Most Western countries require a doctor's prescription for hormonal contraceptives such as pills, patches and rings, but starting sometime in the next few months, women in California and Oregon will be able to obtain these types of birth control by getting a prescription directly from the pharmacist who dispenses them, a more convenient and potentially less expensive option than going to the doctor.
Pharmacists will be authorized to prescribe contraceptives after a quick screening process in which women fill out a questionnaire about their health and medical histories. The contraceptives will be covered by insurance, as they are now.
The laws are the latest effort to make birth control more accessible, a long-standing goal of medical professionals and policymakers. But unlike other recent debates over contraception - including the firestorm over the Obama administration's requirement under the Affordable Care Act that all health plans pay for contraceptives - these legislative efforts have been largely free of political rancor.
"I feel strongly that this is what's best for women's health in the 21st century, and I also feel it will have repercussions for decreasing poverty because one of the key things for women in poverty is unintended pregnancy," said state Rep. Knute Buehler, a Republican who sponsored Oregon's law.
About half of the 6.6 million pregnancies annually in the United States are unintended, a higher proportion than in Europe.
Reproductive health groups and medical associations increasingly say the ultimate goal should be to make contraceptives available without a prescription, and some worry that the push for pharmacist-prescribed contraceptives could thwart that. The American Congress of Obstetricians and Gynecologists is one of the few groups to express opposition to these laws, arguing that hormonal contraceptives should be available solely over the counter.
"My basic tenet is there should be nobody between the patient and the pill," said Dr. Mark DeFrancesco, the president of the organization. "I'm afraid we're going to create a new model that becomes a barrier between that and over the counter. I worry that it's going to derail the over-the-counter movement."
But supporters of over-the-counter contraceptives acknowledge that getting Food and Drug Administration approval could take a long time because the agency often requires additional studies.
Cost is another possible drawback of over-the-counter sales. The Affordable Care Act does not explicitly require plans to cover over-the-counter medications, so women might wind up paying hundreds of dollars a year for over-the-counter birth control instead of obtaining it free with a prescription.
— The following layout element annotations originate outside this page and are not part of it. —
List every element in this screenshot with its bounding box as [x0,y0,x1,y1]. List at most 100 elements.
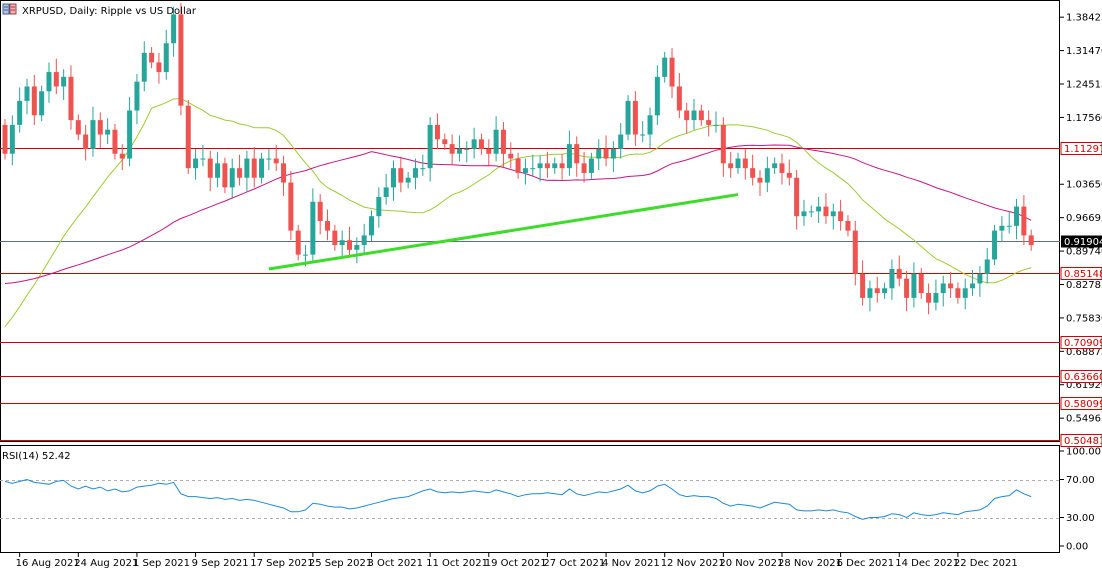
candle [310,188,316,263]
candle [632,91,638,147]
candle [141,41,147,92]
candle [2,119,8,160]
candle [552,157,558,174]
candle [83,124,89,161]
candle [808,205,814,218]
candle [654,65,660,125]
candle [522,158,528,185]
x-tick-label: 12 Nov 2021 [661,558,725,569]
candle [127,97,133,167]
candle [97,112,103,148]
candle [867,280,873,312]
rsi-y-tick-label: 100.00 [1066,447,1101,458]
level-price-tag [1060,370,1102,383]
candle [669,48,675,99]
candle [684,102,690,134]
candle [918,268,924,299]
rsi-y-tick-label: 70.00 [1066,475,1095,486]
candle [772,157,778,174]
trendline[interactable] [268,193,739,271]
rsi-title: RSI(14) 52.42 [2,451,71,462]
candle [193,148,199,180]
candle [618,122,624,159]
candle [911,262,917,308]
candle [24,78,30,115]
candle [449,134,455,166]
candle [163,29,169,80]
candle [838,199,844,231]
x-tick-label: 27 Oct 2021 [543,558,605,569]
level-price-label: 0.50481 [1064,436,1102,447]
y-tick-label: 0.96695 [1066,213,1102,224]
candle [948,271,954,298]
candle [244,150,250,192]
candle [904,270,910,312]
candle [544,151,550,178]
x-tick-label: 25 Sep 2021 [309,558,372,569]
candle [464,141,470,163]
level-price-label: 0.70909 [1064,338,1102,349]
current-price-label: 0.91904 [1064,237,1102,248]
current-price-tag [1061,235,1102,248]
candle [984,247,990,284]
candle [1006,212,1012,234]
candle [317,194,323,235]
candle [222,157,228,194]
candle [662,51,668,83]
candle [61,69,67,100]
candle [376,187,382,228]
candle [354,237,360,264]
x-tick-label: 16 Aug 2021 [16,558,80,569]
candle [750,154,756,186]
candle [39,85,45,122]
rsi-plot-area [0,478,1060,520]
candle [1028,229,1034,251]
candle [251,147,257,188]
candle [75,114,81,141]
level-price-label: 1.11297 [1064,144,1102,155]
x-tick-label: 9 Sep 2021 [192,558,249,569]
candle [603,135,609,167]
candle [515,152,521,179]
candle [273,145,279,172]
candle [640,121,646,143]
x-tick-label: 3 Oct 2021 [368,558,423,569]
candle [369,210,374,242]
x-tick-label: 6 Dec 2021 [837,558,895,569]
candle [281,155,287,197]
candle [207,150,213,192]
candle [530,154,536,176]
candle [486,139,492,166]
candle [610,141,616,172]
candle [295,224,301,261]
candle [508,142,514,169]
candle [420,154,426,176]
candle [713,111,719,133]
candle [647,107,653,148]
level-price-label: 0.63660 [1064,372,1102,383]
candle [955,282,961,304]
candle [874,276,880,303]
level-price-tag [1060,267,1102,280]
candle [456,135,462,162]
candle [779,153,785,185]
candle [112,123,118,160]
candle [596,139,602,171]
candle [288,171,294,241]
candle [119,144,125,171]
candle [882,282,888,299]
candle [962,278,968,310]
x-tick-label: 19 Oct 2021 [485,558,547,569]
candle [926,283,932,315]
candle [185,99,191,174]
candle [706,110,712,137]
candle [361,223,367,255]
candle [845,215,851,237]
candle [999,216,1005,243]
x-tick-label: 20 Nov 2021 [719,558,783,569]
rsi-y-tick-label: 0.00 [1066,542,1088,553]
candle [259,152,265,184]
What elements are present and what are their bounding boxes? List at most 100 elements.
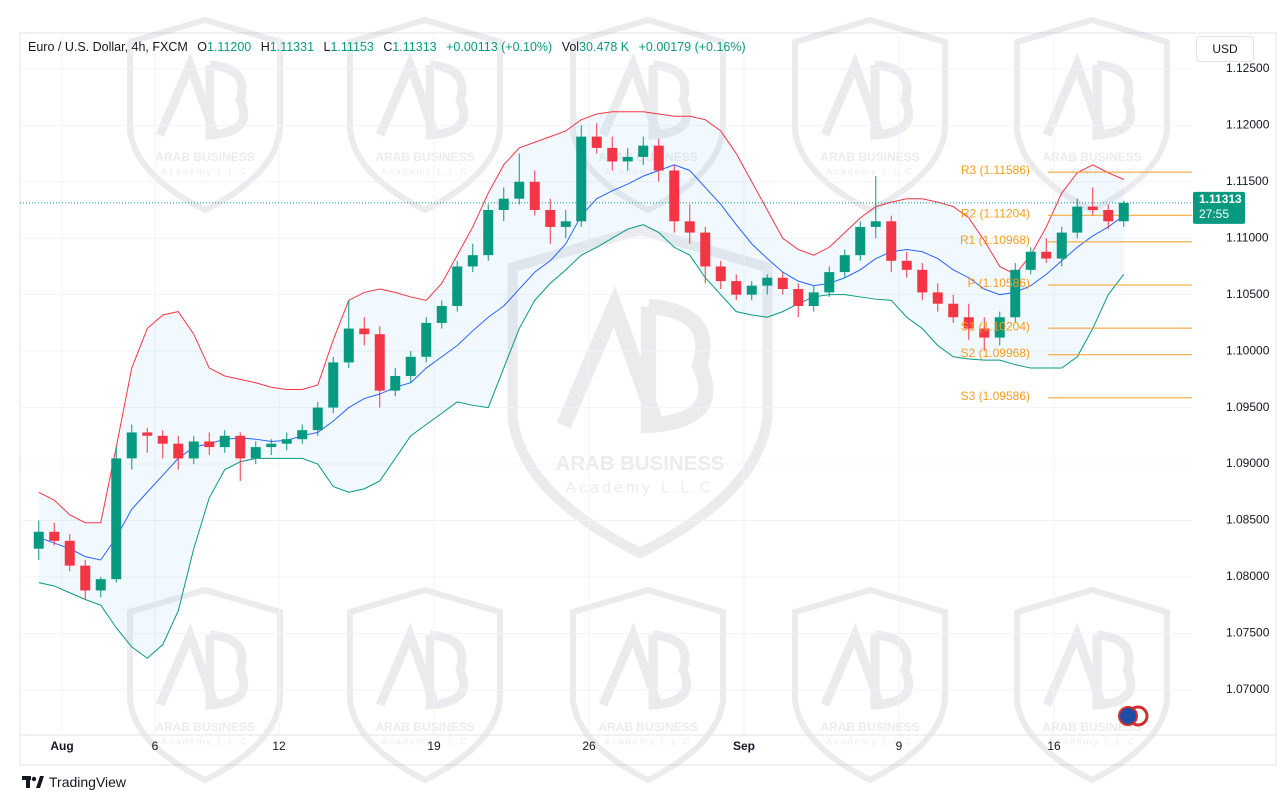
watermark-letters [155,52,249,140]
grid-layer [20,35,1192,735]
candle-body [219,435,230,448]
symbol-legend: Euro / U.S. Dollar, 4h, FXCM O1.11200 H1… [28,40,746,54]
candle-body [343,328,354,363]
watermark: ARAB BUSINESS Academy L.L.C [570,586,726,784]
x-tick-label: Sep [733,739,755,753]
pivot-label: S3 (1.09586) [961,389,1030,403]
candle-body [328,362,339,408]
candle-body [855,226,866,256]
pivot-label: R2 (1.11204) [961,206,1030,220]
x-tick-label: 19 [427,739,441,753]
upper-band-line [38,111,1124,524]
candle-body [514,181,525,199]
candle-body [281,439,292,444]
x-tick-label: 16 [1047,739,1061,753]
watermark-name: ARAB BUSINESS [820,150,919,164]
x-tick-label: 9 [896,739,903,753]
branding: TradingView [22,774,126,790]
plot-layer: R3 (1.11586) R2 (1.11204) R1 (1.10968) P (1… [20,111,1192,659]
candle-body [948,303,959,318]
candle-body [529,181,540,210]
watermark-sub: Academy L.L.C [826,736,914,746]
candle-body [204,441,215,448]
y-tick-label: 1.10500 [1226,287,1270,301]
candle-body [576,136,587,222]
candle-body [1041,251,1052,259]
lower-band-line [38,224,1125,659]
watermark-sub: Academy L.L.C [161,166,249,176]
candle-body [979,328,990,338]
watermark-name: ARAB BUSINESS [375,720,474,734]
candle-body [994,317,1005,338]
volume-value: 30.478 K [579,40,630,54]
watermark-letters [155,622,249,710]
candle-body [405,356,416,376]
watermark-shield [1014,586,1170,784]
candle-body [731,281,742,295]
ohlc-key: O [197,40,207,54]
candle-body [250,447,261,459]
watermark-sub: Academy L.L.C [604,166,692,176]
pivot-label: S1 (1.10204) [961,319,1030,333]
candle-body [839,255,850,273]
watermark: ARAB BUSINESS Academy L.L.C [347,16,503,214]
brand-logo [22,776,44,788]
candle-body [700,232,711,267]
candle-body [684,221,695,233]
watermark-letters [1042,622,1136,710]
candle-body [297,430,308,440]
candle-body [33,531,44,549]
candle-body [1087,206,1098,210]
watermark-sub: Academy L.L.C [381,166,469,176]
candle-body [1025,251,1036,270]
change: +0.00113 (+0.10%) [446,40,553,54]
volume-change: +0.00179 (+0.16%) [638,40,746,54]
ohlc-value: 1.11153 [330,40,374,54]
candle-body [235,435,246,459]
currency-button[interactable]: USD [1196,36,1254,62]
watermark-name: ARAB BUSINESS [375,150,474,164]
candle-body [808,292,819,306]
candle-body [312,407,323,431]
candle-body [483,210,494,256]
watermark-sub: Academy L.L.C [1048,736,1136,746]
y-tick-label: 1.11000 [1226,230,1269,244]
watermark: ARAB BUSINESS Academy L.L.C [792,16,948,214]
candle-body [901,260,912,270]
candle-body [467,255,478,267]
watermark: ARAB BUSINESS Academy L.L.C [792,586,948,784]
watermark-letters [820,52,914,140]
watermark-letters [556,285,714,434]
ohlc-value: 1.11200 [207,40,252,54]
ohlc-key: L [323,40,331,54]
watermark-letters [375,52,469,140]
candle-body [266,443,277,448]
watermark-name: ARAB BUSINESS [1042,720,1141,734]
chart-frame [19,32,1277,766]
y-tick-label: 1.11500 [1226,174,1269,188]
watermark-sub: Academy L.L.C [566,479,715,496]
ohlc-key: H [260,40,270,54]
y-tick-label: 1.08000 [1226,569,1270,583]
candle-body [1103,210,1114,222]
y-tick-label: 1.12500 [1226,61,1270,75]
watermark-shield [792,586,948,784]
watermark-name: ARAB BUSINESS [155,720,254,734]
watermark-shield [792,16,948,214]
y-tick-label: 1.07000 [1226,682,1270,696]
x-tick-label: 6 [152,739,159,753]
pivot-label: S2 (1.09968) [961,346,1030,360]
brand-name: TradingView [49,774,127,790]
flag-icon [1118,706,1138,726]
candle-body [421,322,432,357]
candle-body [173,443,184,459]
pivot-label: R3 (1.11586) [961,163,1030,177]
candle-body [762,277,773,286]
watermark-sub: Academy L.L.C [1048,166,1136,176]
y-tick-label: 1.09500 [1226,400,1270,414]
watermark-sub: Academy L.L.C [826,166,914,176]
candle-body [777,277,788,290]
candle-body [126,432,137,459]
candle-body [932,292,943,304]
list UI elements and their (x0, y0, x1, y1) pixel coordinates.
A bill introduced in Congress in May by Republican senators would help expedite the process in which contraceptive manufacturers apply to the FDA for over-the-counter approval, but some Democrats and women's groups say it might ultimately reduce birth control use because it does not specify insurance coverage for over-the-counter methods. In response, Democrats have introduced a bill stipulating that contraceptives would remain covered if they were to become available without a prescription.
In the absence of federal action, states are stepping in.
Jill Vincik, a high school teacher who recently moved to Bend, Ore., said that being able to get her birth control pills without a doctor's appointment would make life easier.
"I would certainly take advantage of it," said Vincik, 37, a single mother, who noted that she had a gynecological exam before moving and had not yet found a gynecologist in Oregon. "I shouldn't be in a position to have to go to a doctor when my pills run out. I'm not going to do another Pap smear; I just did one."
Advocates of this approach, including pharmacists' organizations, plan to lobby for it across the country.
" I think it can spread pretty quickly," said Buehler, the Oregon legislator, who is also an orthopedist.